母の笑顔が見たい

母の笑顔は、安心する。

子供の頃、母の笑顔を見ると安心した。なぜか、自分を肯定してくれてる気がして「あ~。いいんだ。これで、いいんだ。」と、思わせてくれる安心感があった。自分を認めてくれている気がして、嬉しくなった。風邪をひいて熱を出して不安なときも、母の笑顔を見ると治るような気がして安心した。

母の笑顔は、キラキラと輝いて見える。

母は、特別顔が整っているわけでもないけど、笑うと綺麗だ。母の周りが明るく輝いて見える。きっと、心から笑っているのだろう。心が楽しいと言っているのだろう。心がピュアなのかな。。。と思う。本当に楽しそうだ。

そんな笑顔を見たくて、実家の母に会いに行く。

しかし、今は笑うことがめっきりなくなった。数年前から、認知症になってしまったのだ。それでも、笑わせたい。元気な頃の母に戻ってほしくて。。。。私の名前も存在も何もわからない母に話しかける。答えは、「知らない。わからない。」の連発だ。それでも、何かのきっかけに突然笑い出すこともある。それだけでも、私は嬉しくなる。元気な頃の母の笑顔だと。ところが、またすぐにつまらなそうな顔に戻ってしまう。「やることなくてつまらない。。何もわからない。」とむすっとした顔になる。
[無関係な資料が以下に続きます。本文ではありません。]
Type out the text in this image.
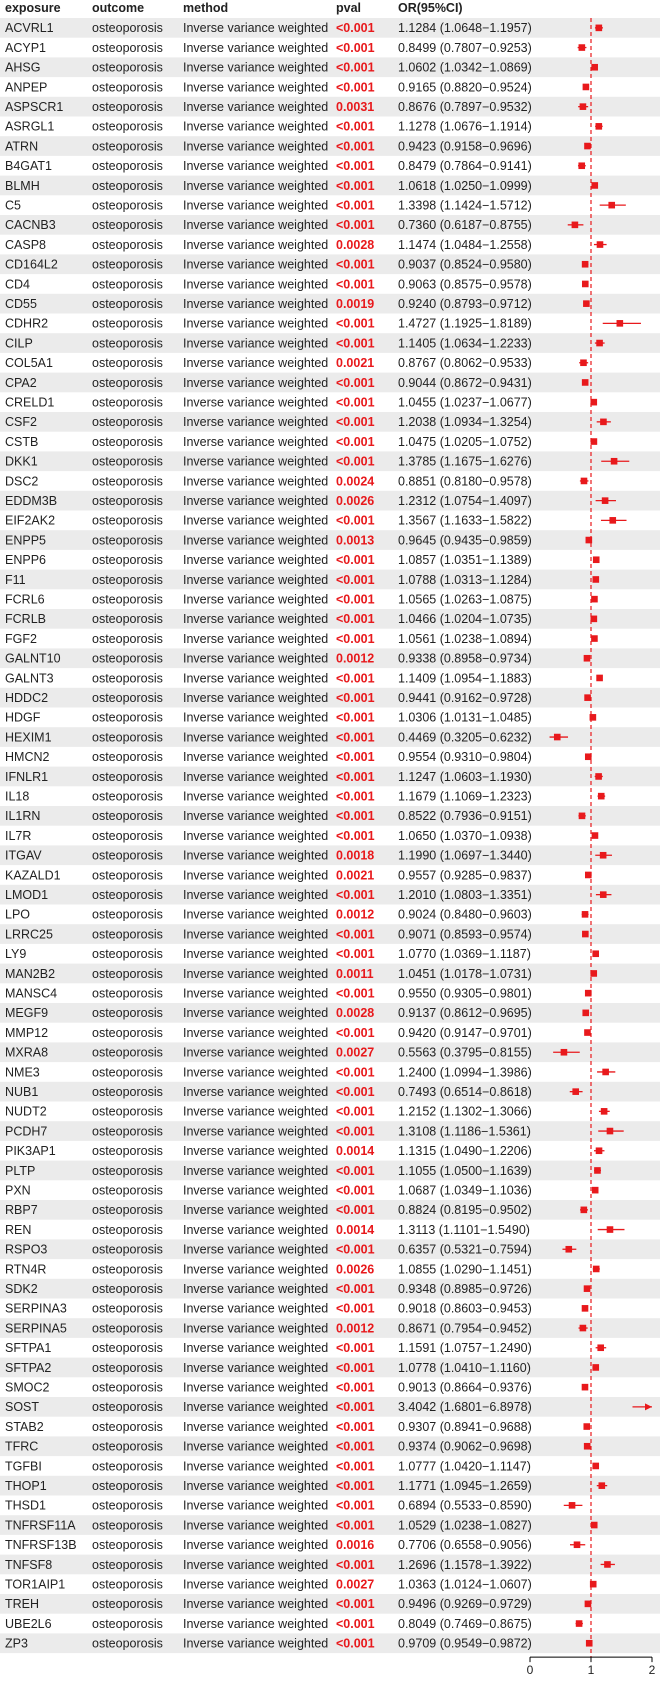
exposure	outcome	method	pval	OR(95%CI)
ACVRL1	osteoporosis Inverse variance weighted <0.001 1.1284 (1.0648−1.1957)
ACYP1	osteoporosis Inverse variance weighted <0.001 0.8499 (0.7807−0.9253)
AHSG	osteoporosis Inverse variance weighted <0.001 1.0602 (1.0342−1.0869)
ANPEP	osteoporosis Inverse variance weighted <0.001 0.9165 (0.8820−0.9524)
ASPSCR1 osteoporosis Inverse variance weighted 0.0031 0.8676 (0.7897−0.9532)
ASRGL1	osteoporosis Inverse variance weighted <0.001 1.1278 (1.0676−1.1914)
ATRN	osteoporosis Inverse variance weighted <0.001 0.9423 (0.9158−0.9696)
B4GAT1	osteoporosis Inverse variance weighted <0.001 0.8479 (0.7864−0.9141)
BLMH	osteoporosis Inverse variance weighted <0.001 1.0618 (1.0250−1.0999)
C5	osteoporosis Inverse variance weighted <0.001 1.3398 (1.1424−1.5712)
CACNB3	osteoporosis Inverse variance weighted <0.001 0.7360 (0.6187−0.8755)
CASP8	osteoporosis Inverse variance weighted 0.0028 1.1474 (1.0484−1.2558)
CD164L2	osteoporosis Inverse variance weighted <0.001 0.9037 (0.8524−0.9580)
CD4	osteoporosis Inverse variance weighted <0.001 0.9063 (0.8575−0.9578)
CD55	osteoporosis Inverse variance weighted 0.0019 0.9240 (0.8793−0.9712)
CDHR2	osteoporosis Inverse variance weighted <0.001 1.4727 (1.1925−1.8189)
CILP	osteoporosis Inverse variance weighted <0.001 1.1405 (1.0634−1.2233)
COL5A1	osteoporosis Inverse variance weighted 0.0021 0.8767 (0.8062−0.9533)
CPA2	osteoporosis Inverse variance weighted <0.001 0.9044 (0.8672−0.9431)
CRELD1	osteoporosis Inverse variance weighted <0.001 1.0455 (1.0237−1.0677)
CSF2	osteoporosis Inverse variance weighted <0.001 1.2038 (1.0934−1.3254)
CSTB	osteoporosis Inverse variance weighted <0.001 1.0475 (1.0205−1.0752)
DKK1	osteoporosis Inverse variance weighted <0.001 1.3785 (1.1675−1.6276)
DSC2	osteoporosis Inverse variance weighted 0.0024 0.8851 (0.8180−0.9578)
EDDM3B	osteoporosis Inverse variance weighted 0.0026 1.2312 (1.0754−1.4097)
EIF2AK2	osteoporosis Inverse variance weighted <0.001 1.3567 (1.1633−1.5822)
ENPP5	osteoporosis Inverse variance weighted 0.0013 0.9645 (0.9435−0.9859)
ENPP6	osteoporosis Inverse variance weighted <0.001 1.0857 (1.0351−1.1389)
F11	osteoporosis Inverse variance weighted <0.001 1.0788 (1.0313−1.1284)
FCRL6	osteoporosis Inverse variance weighted <0.001 1.0565 (1.0263−1.0875)
FCRLB	osteoporosis Inverse variance weighted <0.001 1.0466 (1.0204−1.0735)
FGF2	osteoporosis Inverse variance weighted <0.001 1.0561 (1.0238−1.0894)
GALNT10	osteoporosis Inverse variance weighted 0.0012 0.9338 (0.8958−0.9734)
GALNT3	osteoporosis Inverse variance weighted <0.001 1.1409 (1.0954−1.1883)
HDDC2	osteoporosis Inverse variance weighted <0.001 0.9441 (0.9162−0.9728)
HDGF	osteoporosis Inverse variance weighted <0.001 1.0306 (1.0131−1.0485)
HEXIM1	osteoporosis Inverse variance weighted <0.001 0.4469 (0.3205−0.6232)
HMCN2	osteoporosis Inverse variance weighted <0.001 0.9554 (0.9310−0.9804)
IFNLR1	osteoporosis Inverse variance weighted <0.001 1.1247 (1.0603−1.1930)
IL18	osteoporosis Inverse variance weighted <0.001 1.1679 (1.1069−1.2323)
IL1RN	osteoporosis Inverse variance weighted <0.001 0.8522 (0.7936−0.9151)
IL7R	osteoporosis Inverse variance weighted <0.001 1.0650 (1.0370−1.0938)
ITGAV	osteoporosis Inverse variance weighted 0.0018 1.1990 (1.0697−1.3440)
KAZALD1	osteoporosis Inverse variance weighted 0.0021 0.9557 (0.9285−0.9837)
LMOD1	osteoporosis Inverse variance weighted <0.001 1.2010 (1.0803−1.3351)
LPO	osteoporosis Inverse variance weighted 0.0012 0.9024 (0.8480−0.9603)
LRRC25	osteoporosis Inverse variance weighted <0.001 0.9071 (0.8593−0.9574)
LY9	osteoporosis Inverse variance weighted <0.001 1.0770 (1.0369−1.1187)
MAN2B2	osteoporosis Inverse variance weighted 0.0011 1.0451 (1.0178−1.0731)
MANSC4	osteoporosis Inverse variance weighted <0.001 0.9550 (0.9305−0.9801)
MEGF9	osteoporosis Inverse variance weighted 0.0028 0.9137 (0.8612−0.9695)
MMP12	osteoporosis Inverse variance weighted <0.001 0.9420 (0.9147−0.9701)
MXRA8	osteoporosis Inverse variance weighted 0.0027 0.5563 (0.3795−0.8155)
NME3	osteoporosis Inverse variance weighted <0.001 1.2400 (1.0994−1.3986)
NUB1	osteoporosis Inverse variance weighted <0.001 0.7493 (0.6514−0.8618)
NUDT2	osteoporosis Inverse variance weighted <0.001 1.2152 (1.1302−1.3066)
PCDH7	osteoporosis Inverse variance weighted <0.001 1.3108 (1.1186−1.5361)
PIK3AP1	osteoporosis Inverse variance weighted 0.0014 1.1315 (1.0490−1.2206)
PLTP	osteoporosis Inverse variance weighted <0.001 1.1055 (1.0500−1.1639)
PXN	osteoporosis Inverse variance weighted <0.001 1.0687 (1.0349−1.1036)
RBP7	osteoporosis Inverse variance weighted <0.001 0.8824 (0.8195−0.9502)
REN	osteoporosis Inverse variance weighted 0.0014 1.3113 (1.1101−1.5490)
RSPO3	osteoporosis Inverse variance weighted <0.001 0.6357 (0.5321−0.7594)
RTN4R	osteoporosis Inverse variance weighted 0.0026 1.0855 (1.0290−1.1451)
SDK2	osteoporosis Inverse variance weighted <0.001 0.9348 (0.8985−0.9726)
SERPINA3 osteoporosis Inverse variance weighted <0.001 0.9018 (0.8603−0.9453)
SERPINA5 osteoporosis Inverse variance weighted 0.0012 0.8671 (0.7954−0.9452)
SFTPA1	osteoporosis Inverse variance weighted <0.001 1.1591 (1.0757−1.2490)
SFTPA2	osteoporosis Inverse variance weighted <0.001 1.0778 (1.0410−1.1160)
SMOC2	osteoporosis Inverse variance weighted <0.001 0.9013 (0.8664−0.9376)
SOST	osteoporosis Inverse variance weighted <0.001 3.4042 (1.6801−6.8978)
STAB2	osteoporosis Inverse variance weighted <0.001 0.9307 (0.8941−0.9688)
TFRC	osteoporosis Inverse variance weighted <0.001 0.9374 (0.9062−0.9698)
TGFBI	osteoporosis Inverse variance weighted <0.001 1.0777 (1.0420−1.1147)
THOP1	osteoporosis Inverse variance weighted <0.001 1.1771 (1.0945−1.2659)
THSD1	osteoporosis Inverse variance weighted <0.001 0.6894 (0.5533−0.8590)
TNFRSF11A osteoporosis Inverse variance weighted <0.001 1.0529 (1.0238−1.0827)
TNFRSF13B osteoporosis Inverse variance weighted 0.0016 0.7706 (0.6558−0.9056)
TNFSF8	osteoporosis Inverse variance weighted <0.001 1.2696 (1.1578−1.3922)
TOR1AIP1 osteoporosis Inverse variance weighted 0.0027 1.0363 (1.0124−1.0607)
TREH	osteoporosis Inverse variance weighted <0.001 0.9496 (0.9269−0.9729)
UBE2L6	osteoporosis Inverse variance weighted <0.001 0.8049 (0.7469−0.8675)
ZP3	osteoporosis Inverse variance weighted <0.001 0.9709 (0.9549−0.9872)
0	1	2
私は、母の手をとり、マッサージをしてみる。むすっとしていた母の顔が和やかになる。「気持ち良くて眠くなっちゃう。」と母が言う。私は、「やったー!」と嬉しくなり、手の指の先から腕、肩、背中と優しくマッサージをする。気持ち良さそうにされるがままになっている母が面白い。話は通じないけど、マッサージで通じ合っている感じが嬉しい。

笑いは、ストレスを抑制するらしい。笑うと脳の血流が良くなり、前頭葉が活発になるという。

何とか母を笑わせて病気のストレスをとってあげたい。元の母に戻してあげたい。叶わないとわかっているけど、最後まで笑顔を忘れてほしくない。

「また、来るからね~。帰るよ~。」「はいよ~。」お決まりのお別れの挨拶。「またね~。」「はいよ~。」

また、笑顔を見に来るからね。バイバイ。